Turkey increasingly turning to less volatile cryptocurrency - analysis

This summer's crisis, along with with the country’s savvy youthful population could help explain why many are searching for alternatives to fiat currency and increasingly turning to cryptocurrency in Turkey, Slate Magazine reported.

Trading volumes on Turkish cryptocurrency exchanges increased by 37 percent since October, which saw record losses for Bitcoin, the article said, pointing to the massive sell-off cryptocurrencies in the country this year.

The article cited a study by a Turkish research firm called Twentify, which found that nearly one-fifth of survey respondents admitted to purchasing and selling Bitcoin after August, when the lira went on a downward spiral.

Though the lira has since recovered much of its value since the summer when an ongoing row between Washington and Ankara sent the lira on a dive against the U.S. dollar, it is still down by more than 30 percent so far this year.

As Inflation also continues to be a major concern, hitting a 15-year high in September, Slate said, analysts are warning that the Turkish economy could be headed in the direction of a recession.

‘’With a plummeting national currency and fluctuating prices, it’s no wonder Turks would consider investments set apart from state-regulated institutions, even given cryptocurrencies’ risk and volatility,’’ it said, recalling that the anonymous co-owner of Bitcoin.org tweeted Aug. 13 that there had been a sizeable increase in the number of visitors to the site from Turkey.

Culturally, Turks are drawn to financial schemes with a high profit margin, Emin Gün Sirer, a Turkish-American professor of computer science who runs the Initiative for Cryptocurrencies and Smart Contracts at Cornell University, told Slate.

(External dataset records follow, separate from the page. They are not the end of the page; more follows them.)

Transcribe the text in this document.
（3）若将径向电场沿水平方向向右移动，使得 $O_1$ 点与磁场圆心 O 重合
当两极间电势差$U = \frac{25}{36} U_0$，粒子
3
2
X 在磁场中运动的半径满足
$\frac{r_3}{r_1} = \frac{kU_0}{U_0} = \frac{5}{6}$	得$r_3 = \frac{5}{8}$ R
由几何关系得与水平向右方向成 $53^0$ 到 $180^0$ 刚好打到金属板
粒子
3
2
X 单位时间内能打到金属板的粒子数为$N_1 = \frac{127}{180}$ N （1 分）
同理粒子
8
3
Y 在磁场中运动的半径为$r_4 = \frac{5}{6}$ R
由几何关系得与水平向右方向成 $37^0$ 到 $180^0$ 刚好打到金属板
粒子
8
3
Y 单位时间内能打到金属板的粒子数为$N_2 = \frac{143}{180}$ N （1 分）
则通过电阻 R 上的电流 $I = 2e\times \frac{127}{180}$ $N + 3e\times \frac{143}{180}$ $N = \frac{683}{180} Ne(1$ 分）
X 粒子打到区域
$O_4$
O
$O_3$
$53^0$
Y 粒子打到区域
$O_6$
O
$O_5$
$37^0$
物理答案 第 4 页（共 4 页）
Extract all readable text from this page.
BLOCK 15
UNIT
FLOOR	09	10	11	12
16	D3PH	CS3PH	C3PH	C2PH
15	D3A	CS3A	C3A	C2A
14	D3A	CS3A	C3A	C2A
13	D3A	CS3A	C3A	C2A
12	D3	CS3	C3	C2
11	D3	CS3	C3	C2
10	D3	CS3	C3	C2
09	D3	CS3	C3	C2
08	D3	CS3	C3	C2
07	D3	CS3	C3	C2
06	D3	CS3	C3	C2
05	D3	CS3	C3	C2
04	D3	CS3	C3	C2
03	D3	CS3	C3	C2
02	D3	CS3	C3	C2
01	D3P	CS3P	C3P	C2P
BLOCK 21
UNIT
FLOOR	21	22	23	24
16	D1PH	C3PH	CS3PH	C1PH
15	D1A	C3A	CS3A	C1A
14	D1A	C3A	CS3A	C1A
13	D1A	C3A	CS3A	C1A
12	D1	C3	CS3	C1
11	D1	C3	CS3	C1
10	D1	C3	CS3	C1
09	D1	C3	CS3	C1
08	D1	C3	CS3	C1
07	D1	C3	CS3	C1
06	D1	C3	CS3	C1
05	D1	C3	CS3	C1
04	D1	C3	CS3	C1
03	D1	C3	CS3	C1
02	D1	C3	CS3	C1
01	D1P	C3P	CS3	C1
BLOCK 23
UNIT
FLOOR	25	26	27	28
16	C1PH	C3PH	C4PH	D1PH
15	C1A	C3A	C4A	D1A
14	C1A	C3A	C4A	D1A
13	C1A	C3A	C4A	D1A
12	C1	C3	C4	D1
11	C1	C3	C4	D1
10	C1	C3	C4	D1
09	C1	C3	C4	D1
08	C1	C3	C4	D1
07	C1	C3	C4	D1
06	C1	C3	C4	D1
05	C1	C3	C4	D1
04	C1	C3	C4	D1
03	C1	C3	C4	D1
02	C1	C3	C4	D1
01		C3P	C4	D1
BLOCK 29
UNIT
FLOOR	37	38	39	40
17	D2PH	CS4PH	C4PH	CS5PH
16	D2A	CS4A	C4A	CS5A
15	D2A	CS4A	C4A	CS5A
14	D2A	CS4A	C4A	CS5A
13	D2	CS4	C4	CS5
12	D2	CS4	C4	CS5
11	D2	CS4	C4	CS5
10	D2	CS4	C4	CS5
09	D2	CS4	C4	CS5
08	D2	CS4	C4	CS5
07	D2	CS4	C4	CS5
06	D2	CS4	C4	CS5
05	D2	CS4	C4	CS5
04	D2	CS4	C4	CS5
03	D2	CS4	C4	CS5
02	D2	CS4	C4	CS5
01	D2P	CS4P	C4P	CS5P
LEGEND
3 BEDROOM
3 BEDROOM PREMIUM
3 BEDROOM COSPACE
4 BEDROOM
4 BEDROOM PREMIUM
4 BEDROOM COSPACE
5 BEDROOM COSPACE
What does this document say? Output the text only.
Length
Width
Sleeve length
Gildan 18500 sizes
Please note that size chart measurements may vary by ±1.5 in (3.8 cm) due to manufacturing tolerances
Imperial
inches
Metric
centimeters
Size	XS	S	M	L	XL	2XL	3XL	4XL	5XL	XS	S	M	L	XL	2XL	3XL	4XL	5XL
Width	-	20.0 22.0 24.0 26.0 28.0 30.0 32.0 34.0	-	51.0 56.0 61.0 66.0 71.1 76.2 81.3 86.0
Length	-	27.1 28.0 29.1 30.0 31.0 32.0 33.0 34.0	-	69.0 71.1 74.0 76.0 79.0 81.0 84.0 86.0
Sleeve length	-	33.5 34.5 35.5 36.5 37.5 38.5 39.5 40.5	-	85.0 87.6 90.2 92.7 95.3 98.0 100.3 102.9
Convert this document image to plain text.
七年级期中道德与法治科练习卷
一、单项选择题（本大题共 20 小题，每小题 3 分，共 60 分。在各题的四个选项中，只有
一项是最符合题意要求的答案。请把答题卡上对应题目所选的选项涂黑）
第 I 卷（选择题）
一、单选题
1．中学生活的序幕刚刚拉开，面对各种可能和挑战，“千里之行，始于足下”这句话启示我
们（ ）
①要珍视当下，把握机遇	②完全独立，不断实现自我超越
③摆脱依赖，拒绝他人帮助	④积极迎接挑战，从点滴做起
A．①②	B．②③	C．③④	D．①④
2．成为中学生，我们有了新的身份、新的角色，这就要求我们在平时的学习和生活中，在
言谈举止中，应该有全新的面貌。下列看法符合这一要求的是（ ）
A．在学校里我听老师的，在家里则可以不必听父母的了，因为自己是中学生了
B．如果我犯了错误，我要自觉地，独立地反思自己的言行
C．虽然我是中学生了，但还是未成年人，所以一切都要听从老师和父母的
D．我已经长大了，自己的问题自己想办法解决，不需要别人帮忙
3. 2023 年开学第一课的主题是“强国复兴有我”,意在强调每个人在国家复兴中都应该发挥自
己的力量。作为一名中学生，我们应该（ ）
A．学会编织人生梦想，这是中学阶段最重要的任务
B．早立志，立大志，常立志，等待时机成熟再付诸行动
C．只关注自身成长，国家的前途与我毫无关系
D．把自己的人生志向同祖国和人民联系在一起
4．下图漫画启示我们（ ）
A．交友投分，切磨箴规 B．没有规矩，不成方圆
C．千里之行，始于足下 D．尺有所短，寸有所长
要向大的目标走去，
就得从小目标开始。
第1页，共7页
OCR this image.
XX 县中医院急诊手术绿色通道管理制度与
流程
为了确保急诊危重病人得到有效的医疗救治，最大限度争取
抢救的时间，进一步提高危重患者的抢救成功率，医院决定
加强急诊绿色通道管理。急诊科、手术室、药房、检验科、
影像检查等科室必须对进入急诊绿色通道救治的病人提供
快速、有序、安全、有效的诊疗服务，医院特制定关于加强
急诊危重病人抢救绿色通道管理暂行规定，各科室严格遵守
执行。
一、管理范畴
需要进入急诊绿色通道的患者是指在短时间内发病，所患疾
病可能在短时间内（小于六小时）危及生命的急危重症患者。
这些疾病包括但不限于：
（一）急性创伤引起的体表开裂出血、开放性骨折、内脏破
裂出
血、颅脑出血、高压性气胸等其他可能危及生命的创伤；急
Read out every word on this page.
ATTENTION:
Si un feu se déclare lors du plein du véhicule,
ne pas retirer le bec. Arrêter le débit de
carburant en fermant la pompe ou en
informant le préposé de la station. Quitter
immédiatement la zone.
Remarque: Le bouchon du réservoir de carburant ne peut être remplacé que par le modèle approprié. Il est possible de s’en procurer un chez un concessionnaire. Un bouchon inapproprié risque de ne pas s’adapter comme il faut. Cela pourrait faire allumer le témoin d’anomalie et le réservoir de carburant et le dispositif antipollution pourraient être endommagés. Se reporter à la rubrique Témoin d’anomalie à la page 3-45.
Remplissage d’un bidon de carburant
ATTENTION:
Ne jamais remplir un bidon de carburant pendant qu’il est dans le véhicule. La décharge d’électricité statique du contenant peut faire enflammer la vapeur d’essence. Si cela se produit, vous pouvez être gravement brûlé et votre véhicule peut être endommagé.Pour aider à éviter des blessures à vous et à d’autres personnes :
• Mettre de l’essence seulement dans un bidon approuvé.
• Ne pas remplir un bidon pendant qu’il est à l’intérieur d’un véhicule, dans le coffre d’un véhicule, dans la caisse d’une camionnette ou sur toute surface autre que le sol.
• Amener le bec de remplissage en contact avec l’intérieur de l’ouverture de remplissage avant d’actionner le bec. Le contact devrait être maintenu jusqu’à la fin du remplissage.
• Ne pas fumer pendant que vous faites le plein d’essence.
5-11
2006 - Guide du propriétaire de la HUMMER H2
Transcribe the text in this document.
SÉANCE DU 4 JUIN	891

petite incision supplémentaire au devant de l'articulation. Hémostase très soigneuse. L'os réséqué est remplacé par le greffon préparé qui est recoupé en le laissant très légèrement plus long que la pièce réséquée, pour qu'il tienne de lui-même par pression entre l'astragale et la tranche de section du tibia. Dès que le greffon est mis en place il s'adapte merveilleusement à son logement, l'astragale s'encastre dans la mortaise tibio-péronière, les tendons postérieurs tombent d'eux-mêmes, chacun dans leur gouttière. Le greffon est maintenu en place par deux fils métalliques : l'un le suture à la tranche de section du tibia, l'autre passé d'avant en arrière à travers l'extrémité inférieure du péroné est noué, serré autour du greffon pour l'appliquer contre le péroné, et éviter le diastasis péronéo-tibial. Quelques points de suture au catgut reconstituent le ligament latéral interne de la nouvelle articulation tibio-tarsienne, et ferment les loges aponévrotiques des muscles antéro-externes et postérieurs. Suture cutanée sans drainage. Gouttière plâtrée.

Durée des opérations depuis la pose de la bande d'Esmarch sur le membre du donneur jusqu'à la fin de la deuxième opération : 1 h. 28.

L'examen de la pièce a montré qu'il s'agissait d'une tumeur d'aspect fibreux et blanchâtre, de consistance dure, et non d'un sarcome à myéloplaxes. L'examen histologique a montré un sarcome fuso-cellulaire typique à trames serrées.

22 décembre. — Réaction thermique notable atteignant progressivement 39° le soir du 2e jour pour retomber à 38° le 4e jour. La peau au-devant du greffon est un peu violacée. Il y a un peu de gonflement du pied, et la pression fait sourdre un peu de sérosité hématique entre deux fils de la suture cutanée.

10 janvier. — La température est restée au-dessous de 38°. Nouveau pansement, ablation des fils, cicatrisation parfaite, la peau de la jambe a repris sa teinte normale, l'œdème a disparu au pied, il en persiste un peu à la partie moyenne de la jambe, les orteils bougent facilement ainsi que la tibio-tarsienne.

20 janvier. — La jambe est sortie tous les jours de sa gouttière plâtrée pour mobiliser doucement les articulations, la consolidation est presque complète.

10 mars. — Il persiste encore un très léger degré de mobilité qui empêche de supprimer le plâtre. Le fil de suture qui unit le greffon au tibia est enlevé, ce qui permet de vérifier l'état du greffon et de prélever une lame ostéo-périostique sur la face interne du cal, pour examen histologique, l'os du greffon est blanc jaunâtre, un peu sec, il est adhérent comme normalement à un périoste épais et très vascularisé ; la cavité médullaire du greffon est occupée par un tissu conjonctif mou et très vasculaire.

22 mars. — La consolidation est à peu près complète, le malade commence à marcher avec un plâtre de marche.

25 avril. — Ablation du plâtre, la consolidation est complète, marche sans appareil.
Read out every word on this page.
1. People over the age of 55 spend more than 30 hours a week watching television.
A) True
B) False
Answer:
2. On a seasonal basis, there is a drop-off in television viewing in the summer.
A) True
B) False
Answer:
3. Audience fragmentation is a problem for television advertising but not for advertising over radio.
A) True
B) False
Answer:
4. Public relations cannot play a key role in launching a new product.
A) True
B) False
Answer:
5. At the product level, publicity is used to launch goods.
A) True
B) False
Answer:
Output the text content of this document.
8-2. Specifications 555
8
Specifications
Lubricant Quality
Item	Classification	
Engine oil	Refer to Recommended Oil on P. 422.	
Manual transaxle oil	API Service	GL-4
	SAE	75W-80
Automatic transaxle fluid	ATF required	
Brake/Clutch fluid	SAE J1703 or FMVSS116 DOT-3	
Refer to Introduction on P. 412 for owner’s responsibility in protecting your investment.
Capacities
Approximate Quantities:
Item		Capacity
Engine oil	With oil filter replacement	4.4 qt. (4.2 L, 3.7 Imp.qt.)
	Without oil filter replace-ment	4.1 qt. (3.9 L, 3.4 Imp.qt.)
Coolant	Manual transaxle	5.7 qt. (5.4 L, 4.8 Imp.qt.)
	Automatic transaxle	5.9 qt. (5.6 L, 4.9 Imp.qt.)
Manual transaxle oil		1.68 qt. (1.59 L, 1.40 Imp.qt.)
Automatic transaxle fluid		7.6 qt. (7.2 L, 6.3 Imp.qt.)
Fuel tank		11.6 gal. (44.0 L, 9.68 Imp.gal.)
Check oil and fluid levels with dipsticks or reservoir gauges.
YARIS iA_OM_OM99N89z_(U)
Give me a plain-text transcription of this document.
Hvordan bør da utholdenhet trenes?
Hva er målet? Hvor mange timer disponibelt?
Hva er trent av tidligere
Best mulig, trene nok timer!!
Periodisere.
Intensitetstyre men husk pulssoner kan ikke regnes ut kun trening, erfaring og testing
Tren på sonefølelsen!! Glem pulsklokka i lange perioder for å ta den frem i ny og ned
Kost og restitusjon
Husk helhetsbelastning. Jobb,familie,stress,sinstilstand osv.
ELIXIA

Noting that a ‘’trustable decentralized currency that cuts the middleman out is a dream not just for the techno-anarchists among us, but also for countries like Turkey,’’ the article highlighted that despite bitcoin’s popularity in Turkey, state authorities have tried to sway people toward more conventional investments.

Erdogan urged citizens to convert their dollars to shore up the flagging lira and the state’s top religious body, Diyanet, also ruled that it was not “permissible” for Muslims to use and trade cryptocurrencies.

However, trust in financial institutions is at an all-time low, not just in Turkey, according to Vedat Akgiray, a professor of finance at Bogazici University in Istanbul.

For countries like Turkey, the Slate article noted, operating under the hegemony of the dollar-dominated financial system, cryptocurrency is an attractive, but risky dream.